KABUL, Afghanistan—Taliban fighters killed dozens of government soldiers in overnight attacks on two security checkpoints in northwestern Afghanistan, authorities and medical personnel said Wednesday, in the insurgent group’s first major assault since refusing to extend an unprecedented three-day cease fire.
The militants launched the attack on the guard posts in Badghis province, on Afghanistan’s border with Turkmenistan, late Tuesday, then ambushed two armored vehicles sent to aid the soldiers, destroying the vehicles and killing those inside, said Abdul Aziz Beg, head of the provincial council.
Mr. Beg said more than 30 soldiers were killed in the attack in the district of Bala Murghab. An Afghan military official in Bala Murghab put the number of dead soldiers at 20. But a doctor at a local army hospital where the wounded were being treated said at least 50 soldiers were killed and another 30 wounded.
“The situation is very tense and tragic,” the doctor said. “We’ve been told not to disclose the actual casualty toll to avoid hurting the army’s morale.”
In Kabul, the Defense Ministry didn’t respond to requests for comment on the attack and the death toll.
The military official in Bala Murghab said two companies of army soldiers, numbering a total of 200 men, were deployed in the district when the attacks occurred. Access for government troops to the district is possible only by helicopter because it is surrounded by Taliban forces, the official said.
After a three-day cease fire, which featured Taliban fighters and government soldiers taking selfies and celebrating the Muslim festival of Eid al-Fitr together, the radical Islamist movement announced Sunday evening that it wouldn’t extend its unilateral truce.

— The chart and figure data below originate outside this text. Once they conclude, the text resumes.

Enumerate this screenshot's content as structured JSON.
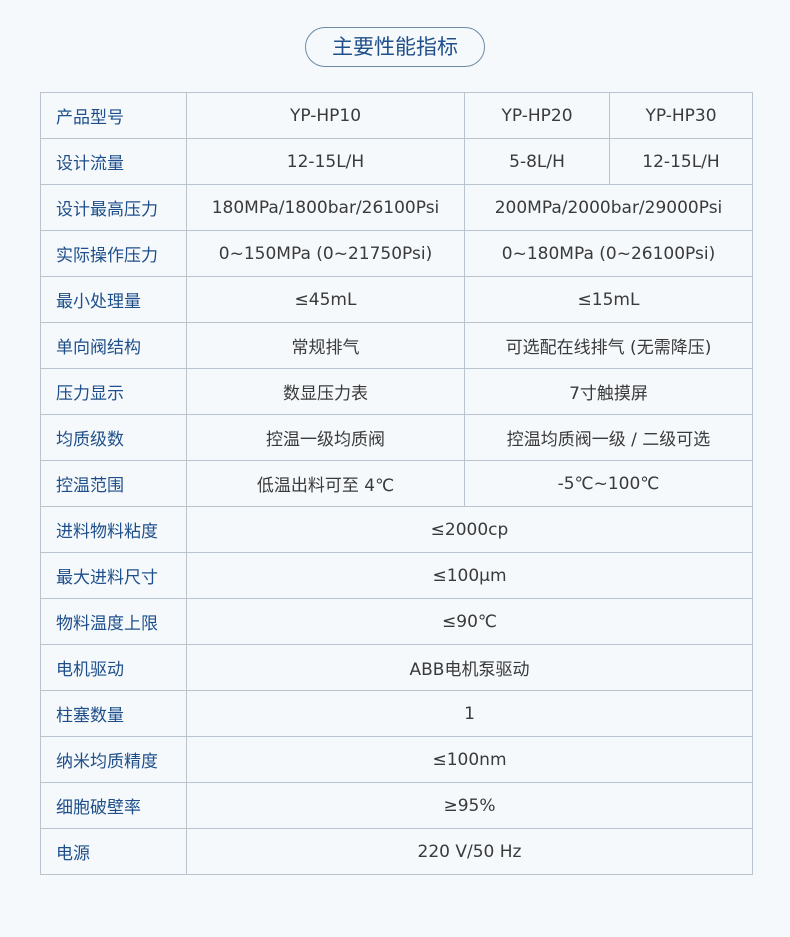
{
  "title": "主要性能指标",
  "rows": [
    {
      "label": "产品型号",
      "cells": [
        "YP-HP10",
        "YP-HP20",
        "YP-HP30"
      ]
    },
    {
      "label": "设计流量",
      "cells": [
        "12-15L/H",
        "5-8L/H",
        "12-15L/H"
      ]
    },
    {
      "label": "设计最高压力",
      "cells": [
        "180MPa/1800bar/26100Psi",
        "200MPa/2000bar/29000Psi"
      ]
    },
    {
      "label": "实际操作压力",
      "cells": [
        "0~150MPa (0~21750Psi)",
        "0~180MPa (0~26100Psi)"
      ]
    },
    {
      "label": "最小处理量",
      "cells": [
        "≤45mL",
        "≤15mL"
      ]
    },
    {
      "label": "单向阀结构",
      "cells": [
        "常规排气",
        "可选配在线排气 (无需降压)"
      ]
    },
    {
      "label": "压力显示",
      "cells": [
        "数显压力表",
        "7寸触摸屏"
      ]
    },
    {
      "label": "均质级数",
      "cells": [
        "控温一级均质阀",
        "控温均质阀一级 / 二级可选"
      ]
    },
    {
      "label": "控温范围",
      "cells": [
        "低温出料可至 4℃",
        "-5℃~100℃"
      ]
    },
    {
      "label": "进料物料粘度",
      "cells": [
        "≤2000cp"
      ]
    },
    {
      "label": "最大进料尺寸",
      "cells": [
        "≤100μm"
      ]
    },
    {
      "label": "物料温度上限",
      "cells": [
        "≤90℃"
      ]
    },
    {
      "label": "电机驱动",
      "cells": [
        "ABB电机泵驱动"
      ]
    },
    {
      "label": "柱塞数量",
      "cells": [
        "1"
      ]
    },
    {
      "label": "纳米均质精度",
      "cells": [
        "≤100nm"
      ]
    },
    {
      "label": "细胞破壁率",
      "cells": [
        "≥95%"
      ]
    },
    {
      "label": "电源",
      "cells": [
        "220 V/50 Hz"
      ]
    }
  ]
}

On Wednesday, it had no immediate comment on the attack. Still, the assault appeared to serve as a reminder to Taliban fighters who embraced their government counterparts during the Eid cease fire that the movement is still at war with the Kabul administration and its American allies and that talks aimed at a settlement of the war are far from imminent.
Afghan President Ashraf Ghani said over the weekend government forces would continue their truce for 10 days. The government’s cease fire excludes the local affiliate of Islamic State and other Islamist militant groups.
It wasn’t immediately clear, however, whether all Taliban units had resumed fighting. Residents in the eastern provinces of Paktia, Logar and Paktika said local commanders had extended the cease fire in their areas. In Ghazni, fighters seized soldiers and armored vehicles after the truce lapsed and then released them.
The cease fire was the Taliban’s first since they were forced from power in a U.S.-led invasion in 2001. Following a three-year hiatus, the movement slowly coalesced again and now, it is operating in most areas in Afghanistan.
Although it hasn’t seized any of the country’s 34 provincial capitals, its fighters are capable of striking almost anywhere, despite stepped-up military operations by Afghan ground forces and U.S. warplanes.
In late February, Mr. Ghani, with U.S. support, offered the Taliban talks without conditions and recognition of the group as a political entity. The Taliban regards the Kabul administration as illegitimate and is demanding direct talks with the U.S. to end the war.
On Tuesday, Mr. Ghani met with Afghans who had marched from the south of the country to the capital to demand an end to the war. He told the marchers and hundreds of their supports that he was willing to meet face-to-face with the Taliban’s leader, Mullah Haibatullah Akhundzada. He said he was also willing to extend the government’s cease fire for a year if the Taliban agreed to talks.